Why English-style village shops are popping up in rural China and how the hutongs of Beijing may be given a reprieve. Plus, the latest figures on who is living the longest.
Which cities are setting the benchmarks for quality of life?
Los Angeles. It is a big city with a population of 3.8 million but the local community has a degree of autonomy. I would like to introduce a committee system whereby citizens decide local issues for themselves.
Where’s falling behind?
I’d have to say Japan because citizens don’t have the freedom to make decisions related to their communities.
Do we need to bring back craft and manufacturing to our cities?
Nagoya is a manufacturing city. Even in the Edo period, people here were making karakuri ningyo [wind-up dolls]. In modern times, the auto, textile and ceramic industries have all been developed in this area. A recession like this damages our industries but I believe that manufacturing is crucial to the revival of the economy and the development of service industries.
Which cities are beacons for environmental progress?
Nagoya will lead Japan. COP10 [Conference of the Parties to the Convention on Biological Diversity] will be held here in October 2010. For this occasion, I’m trying to make Nagoya a city that coexists with nature, one in which small rivers are brought back to life and people don’t need air-conditioners.
If you could move to another city, where would you go?
Nagoya is the best.

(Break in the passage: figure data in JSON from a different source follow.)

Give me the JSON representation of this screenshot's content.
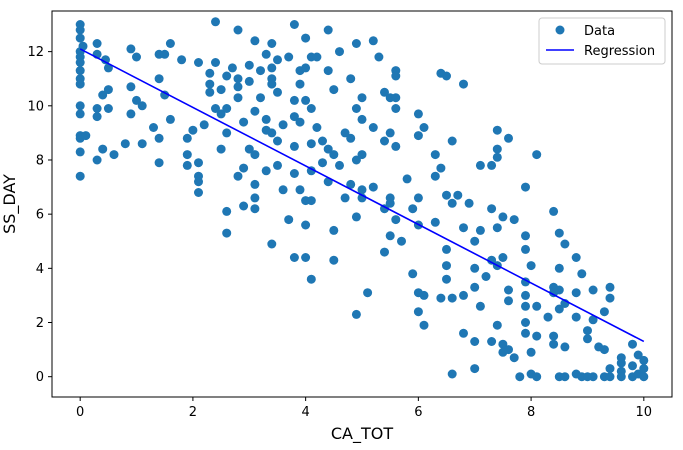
{
  "chart_data": {
    "type": "scatter",
    "title": "",
    "xlabel": "CA_TOT",
    "ylabel": "SS_DAY",
    "xlim": [
      -0.5,
      10.5
    ],
    "ylim": [
      -0.75,
      13.5
    ],
    "xticks": [
      0,
      2,
      4,
      6,
      8,
      10
    ],
    "yticks": [
      0,
      2,
      4,
      6,
      8,
      10,
      12
    ],
    "grid": false,
    "legend": {
      "position": "top-right",
      "entries": [
        "Data",
        "Regression"
      ]
    },
    "colors": {
      "data": "#1f77b4",
      "regression": "#0000ff"
    },
    "regression": {
      "name": "Regression",
      "x": [
        0,
        10
      ],
      "y": [
        12.1,
        1.3
      ]
    },
    "series": [
      {
        "name": "Data",
        "points": [
          [
            0.0,
            13.0
          ],
          [
            0.0,
            12.8
          ],
          [
            0.0,
            12.5
          ],
          [
            0.0,
            12.0
          ],
          [
            0.0,
            11.8
          ],
          [
            0.0,
            11.6
          ],
          [
            0.0,
            11.3
          ],
          [
            0.0,
            11.0
          ],
          [
            0.0,
            10.8
          ],
          [
            0.0,
            10.0
          ],
          [
            0.0,
            9.7
          ],
          [
            0.0,
            8.9
          ],
          [
            0.0,
            8.8
          ],
          [
            0.0,
            8.3
          ],
          [
            0.0,
            7.4
          ],
          [
            0.05,
            12.2
          ],
          [
            0.1,
            8.9
          ],
          [
            0.3,
            12.3
          ],
          [
            0.3,
            11.9
          ],
          [
            0.3,
            9.9
          ],
          [
            0.3,
            9.6
          ],
          [
            0.3,
            8.0
          ],
          [
            0.4,
            8.4
          ],
          [
            0.4,
            10.4
          ],
          [
            0.45,
            11.7
          ],
          [
            0.5,
            11.4
          ],
          [
            0.5,
            10.6
          ],
          [
            0.5,
            9.9
          ],
          [
            0.6,
            8.2
          ],
          [
            0.8,
            8.6
          ],
          [
            0.9,
            12.1
          ],
          [
            0.9,
            10.7
          ],
          [
            0.9,
            9.7
          ],
          [
            1.0,
            10.2
          ],
          [
            1.0,
            11.8
          ],
          [
            1.1,
            10.0
          ],
          [
            1.1,
            8.6
          ],
          [
            1.3,
            9.2
          ],
          [
            1.4,
            11.9
          ],
          [
            1.4,
            11.0
          ],
          [
            1.4,
            7.9
          ],
          [
            1.4,
            8.8
          ],
          [
            1.5,
            10.4
          ],
          [
            1.5,
            11.9
          ],
          [
            1.6,
            12.3
          ],
          [
            1.6,
            9.5
          ],
          [
            1.8,
            11.7
          ],
          [
            1.9,
            8.8
          ],
          [
            1.9,
            8.2
          ],
          [
            1.9,
            7.8
          ],
          [
            2.0,
            9.1
          ],
          [
            2.1,
            11.6
          ],
          [
            2.1,
            7.4
          ],
          [
            2.1,
            6.8
          ],
          [
            2.1,
            7.2
          ],
          [
            2.1,
            7.9
          ],
          [
            2.2,
            9.3
          ],
          [
            2.3,
            10.5
          ],
          [
            2.3,
            11.2
          ],
          [
            2.3,
            10.8
          ],
          [
            2.4,
            13.1
          ],
          [
            2.4,
            9.9
          ],
          [
            2.4,
            11.6
          ],
          [
            2.5,
            8.4
          ],
          [
            2.5,
            10.6
          ],
          [
            2.5,
            9.7
          ],
          [
            2.6,
            9.9
          ],
          [
            2.6,
            11.1
          ],
          [
            2.6,
            9.0
          ],
          [
            2.6,
            6.1
          ],
          [
            2.6,
            5.3
          ],
          [
            2.7,
            11.4
          ],
          [
            2.8,
            12.8
          ],
          [
            2.8,
            11.0
          ],
          [
            2.8,
            7.4
          ],
          [
            2.8,
            10.3
          ],
          [
            2.8,
            10.7
          ],
          [
            2.9,
            9.4
          ],
          [
            2.9,
            7.7
          ],
          [
            2.9,
            6.3
          ],
          [
            3.0,
            10.9
          ],
          [
            3.0,
            8.4
          ],
          [
            3.0,
            11.5
          ],
          [
            3.1,
            12.4
          ],
          [
            3.1,
            9.8
          ],
          [
            3.1,
            8.2
          ],
          [
            3.1,
            7.1
          ],
          [
            3.1,
            6.6
          ],
          [
            3.1,
            6.2
          ],
          [
            3.2,
            11.3
          ],
          [
            3.2,
            10.3
          ],
          [
            3.3,
            11.9
          ],
          [
            3.3,
            9.5
          ],
          [
            3.3,
            9.1
          ],
          [
            3.3,
            7.6
          ],
          [
            3.4,
            12.3
          ],
          [
            3.4,
            11.4
          ],
          [
            3.4,
            11.0
          ],
          [
            3.4,
            10.8
          ],
          [
            3.4,
            9.0
          ],
          [
            3.4,
            4.9
          ],
          [
            3.5,
            11.7
          ],
          [
            3.5,
            10.5
          ],
          [
            3.5,
            8.7
          ],
          [
            3.5,
            7.8
          ],
          [
            3.6,
            9.3
          ],
          [
            3.6,
            6.9
          ],
          [
            3.7,
            11.8
          ],
          [
            3.7,
            5.8
          ],
          [
            3.8,
            10.2
          ],
          [
            3.8,
            13.0
          ],
          [
            3.8,
            9.6
          ],
          [
            3.8,
            8.5
          ],
          [
            3.8,
            7.5
          ],
          [
            3.8,
            4.4
          ],
          [
            3.9,
            11.3
          ],
          [
            3.9,
            10.8
          ],
          [
            3.9,
            9.4
          ],
          [
            3.9,
            6.9
          ],
          [
            4.0,
            12.5
          ],
          [
            4.0,
            11.4
          ],
          [
            4.0,
            10.2
          ],
          [
            4.0,
            6.5
          ],
          [
            4.0,
            5.6
          ],
          [
            4.0,
            4.4
          ],
          [
            4.1,
            11.8
          ],
          [
            4.1,
            9.9
          ],
          [
            4.1,
            8.6
          ],
          [
            4.1,
            7.6
          ],
          [
            4.1,
            6.5
          ],
          [
            4.1,
            3.6
          ],
          [
            4.2,
            11.8
          ],
          [
            4.2,
            9.2
          ],
          [
            4.3,
            8.7
          ],
          [
            4.3,
            7.9
          ],
          [
            4.4,
            8.4
          ],
          [
            4.4,
            7.2
          ],
          [
            4.4,
            12.8
          ],
          [
            4.4,
            11.3
          ],
          [
            4.5,
            10.6
          ],
          [
            4.5,
            8.2
          ],
          [
            4.5,
            5.4
          ],
          [
            4.5,
            4.3
          ],
          [
            4.6,
            12.0
          ],
          [
            4.6,
            7.8
          ],
          [
            4.7,
            9.0
          ],
          [
            4.7,
            6.6
          ],
          [
            4.8,
            11.0
          ],
          [
            4.8,
            8.8
          ],
          [
            4.8,
            7.1
          ],
          [
            4.9,
            12.3
          ],
          [
            4.9,
            9.9
          ],
          [
            4.9,
            8.0
          ],
          [
            4.9,
            5.9
          ],
          [
            4.9,
            2.3
          ],
          [
            5.0,
            10.3
          ],
          [
            5.0,
            9.5
          ],
          [
            5.0,
            8.2
          ],
          [
            5.0,
            6.9
          ],
          [
            5.0,
            6.6
          ],
          [
            5.1,
            3.1
          ],
          [
            5.2,
            12.4
          ],
          [
            5.2,
            9.2
          ],
          [
            5.2,
            7.0
          ],
          [
            5.3,
            11.8
          ],
          [
            5.4,
            10.5
          ],
          [
            5.4,
            8.7
          ],
          [
            5.4,
            6.2
          ],
          [
            5.4,
            4.6
          ],
          [
            5.5,
            10.3
          ],
          [
            5.5,
            9.0
          ],
          [
            5.5,
            6.6
          ],
          [
            5.5,
            6.4
          ],
          [
            5.6,
            11.3
          ],
          [
            5.6,
            11.1
          ],
          [
            5.6,
            10.3
          ],
          [
            5.6,
            9.9
          ],
          [
            5.6,
            8.5
          ],
          [
            5.6,
            5.8
          ],
          [
            5.5,
            5.2
          ],
          [
            5.7,
            5.0
          ],
          [
            5.8,
            7.3
          ],
          [
            5.9,
            6.2
          ],
          [
            5.9,
            3.8
          ],
          [
            6.0,
            9.7
          ],
          [
            6.0,
            8.9
          ],
          [
            6.0,
            6.6
          ],
          [
            6.0,
            5.6
          ],
          [
            6.0,
            3.1
          ],
          [
            6.0,
            2.4
          ],
          [
            6.1,
            9.2
          ],
          [
            6.1,
            3.0
          ],
          [
            6.1,
            1.9
          ],
          [
            6.3,
            8.2
          ],
          [
            6.3,
            7.4
          ],
          [
            6.3,
            5.7
          ],
          [
            6.4,
            7.7
          ],
          [
            6.4,
            2.9
          ],
          [
            6.4,
            11.2
          ],
          [
            6.5,
            11.1
          ],
          [
            6.5,
            6.7
          ],
          [
            6.5,
            4.7
          ],
          [
            6.5,
            4.1
          ],
          [
            6.5,
            3.6
          ],
          [
            6.6,
            8.7
          ],
          [
            6.6,
            6.4
          ],
          [
            6.6,
            2.9
          ],
          [
            6.6,
            0.1
          ],
          [
            6.7,
            6.7
          ],
          [
            6.8,
            10.8
          ],
          [
            6.8,
            5.5
          ],
          [
            6.8,
            3.0
          ],
          [
            6.8,
            1.6
          ],
          [
            6.9,
            6.4
          ],
          [
            7.0,
            5.0
          ],
          [
            7.0,
            4.0
          ],
          [
            7.0,
            3.3
          ],
          [
            7.0,
            1.3
          ],
          [
            7.0,
            0.3
          ],
          [
            7.1,
            7.8
          ],
          [
            7.1,
            5.4
          ],
          [
            7.1,
            2.6
          ],
          [
            7.2,
            3.7
          ],
          [
            7.3,
            7.8
          ],
          [
            7.3,
            6.2
          ],
          [
            7.3,
            4.3
          ],
          [
            7.3,
            1.3
          ],
          [
            7.4,
            9.1
          ],
          [
            7.4,
            8.4
          ],
          [
            7.4,
            8.1
          ],
          [
            7.4,
            5.5
          ],
          [
            7.4,
            4.1
          ],
          [
            7.4,
            1.9
          ],
          [
            7.5,
            5.9
          ],
          [
            7.5,
            4.4
          ],
          [
            7.5,
            1.2
          ],
          [
            7.5,
            0.9
          ],
          [
            7.6,
            8.8
          ],
          [
            7.6,
            3.2
          ],
          [
            7.6,
            2.8
          ],
          [
            7.6,
            1.0
          ],
          [
            7.7,
            0.7
          ],
          [
            7.7,
            5.8
          ],
          [
            7.8,
            0.0
          ],
          [
            7.9,
            7.0
          ],
          [
            7.9,
            5.2
          ],
          [
            7.9,
            4.7
          ],
          [
            7.9,
            3.5
          ],
          [
            7.9,
            3.0
          ],
          [
            7.9,
            2.6
          ],
          [
            7.9,
            2.0
          ],
          [
            7.9,
            1.6
          ],
          [
            8.0,
            4.1
          ],
          [
            8.0,
            0.9
          ],
          [
            8.0,
            0.1
          ],
          [
            8.1,
            8.2
          ],
          [
            8.1,
            2.6
          ],
          [
            8.1,
            1.5
          ],
          [
            8.1,
            0.0
          ],
          [
            8.3,
            2.2
          ],
          [
            8.4,
            6.1
          ],
          [
            8.4,
            3.3
          ],
          [
            8.4,
            3.1
          ],
          [
            8.4,
            1.5
          ],
          [
            8.4,
            1.2
          ],
          [
            8.5,
            5.3
          ],
          [
            8.5,
            4.0
          ],
          [
            8.5,
            3.2
          ],
          [
            8.5,
            2.5
          ],
          [
            8.5,
            0.0
          ],
          [
            8.6,
            4.9
          ],
          [
            8.6,
            2.7
          ],
          [
            8.6,
            1.1
          ],
          [
            8.6,
            0.0
          ],
          [
            8.8,
            4.4
          ],
          [
            8.8,
            3.1
          ],
          [
            8.8,
            2.2
          ],
          [
            8.8,
            0.1
          ],
          [
            8.9,
            3.8
          ],
          [
            8.9,
            0.0
          ],
          [
            9.0,
            1.7
          ],
          [
            9.0,
            1.4
          ],
          [
            9.0,
            0.0
          ],
          [
            9.1,
            3.2
          ],
          [
            9.1,
            2.1
          ],
          [
            9.1,
            0.0
          ],
          [
            9.2,
            1.1
          ],
          [
            9.3,
            2.4
          ],
          [
            9.3,
            1.0
          ],
          [
            9.3,
            0.0
          ],
          [
            9.4,
            3.3
          ],
          [
            9.4,
            2.9
          ],
          [
            9.4,
            0.3
          ],
          [
            9.4,
            0.0
          ],
          [
            9.6,
            0.7
          ],
          [
            9.6,
            0.5
          ],
          [
            9.6,
            0.2
          ],
          [
            9.6,
            0.0
          ],
          [
            9.8,
            1.2
          ],
          [
            9.8,
            0.4
          ],
          [
            9.8,
            0.0
          ],
          [
            9.9,
            0.8
          ],
          [
            9.9,
            0.1
          ],
          [
            10.0,
            0.6
          ],
          [
            10.0,
            0.3
          ],
          [
            10.0,
            0.0
          ]
        ]
      }
    ]
  }
}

It will be my final resting place.
What’s your favourite pleasure in the city?
Drinking shochu and going to the sauna.
In China’s impoverished countryside, the route to prosperity is to head to the city, where even dangerous or menial work holds the promise of money to send home to the family. But even China’s fast-growing cities cannot absorb the 18 million people a year who arrive, and authorities fear the growing gap between rich city dwellers and poor rural farmers will destabilise the country.
Their latest effort to address this is a network of thousands of rural government-sponsored shops, or nong jia dian, stocking everything from food to household appliances.
“It’s like an English village shop, it’s a valuable focal point for people to go to,” says Paul French, chief China analyst for Access Asia.
Some 150,000 new subsidised shops are to be added by year’s end to an existing network of 260,000 stores, run by major Chinese retailers or local entrepreneurs.
The shops are meant to improve villagers’ quality of life while encouraging them to spend money close to home. Even though rural incomes are modest, with almost 800 million living in rural areas, the potential is huge. — CW
Country matters – other rural improvements:
Discounts: A voucher programme giving rural Chinese families a 13 per cent rebate on household appliances and car purchases.
Better salaries: Financial incentives encourage graduates to accept jobs outside urban centres.
Loans: State banks lend more to help small companies stay afloat and to support start-ups.
Infrastructure: Upgrading roads and railway links to more far-flung regions.
The vast numbers of empty steel-and-glass towers on Beijing’s skyline are a developer’s night-mare – but a relief to owners of the remaining traditional alleyway houses in their shadows.
Space for many of the skyscrapers that have gone up in recent years was made by pulling down Beijing’s hutong houses – the single-storey family dwellings that made the city’s alleys into close, small communities.
Now that construction has slowed down and skyscrapers are struggling with vacancy rates of 25 to 50 per cent, people such as Matthew Hu, an adviser to the Beijing Cultural Heritage Protection Centre, are happy. “That will definitely be good news for the protection of the hutongs,” says Hu. “The government is putting stricter standards on which land can be developed for high-rises inside the city.”
But recession stimulation packages mean that there are plans for a lot more infrastructure changes in Beijing. Hutongs will have to defend themselves from those now instead.
Women in Japan can now expect to live to 86, according to the latest WHO figures. That’s longer than anywhere else. The longest men can expect to last is to 81, but only if they live in San Marino. Other nations are catching up, as they end wars and take better care of people.
Japan has an urban population of 27 million inhabitants at risk from rising sea levels, more than the urban population at risk in North America, Australia and New Zealand combined.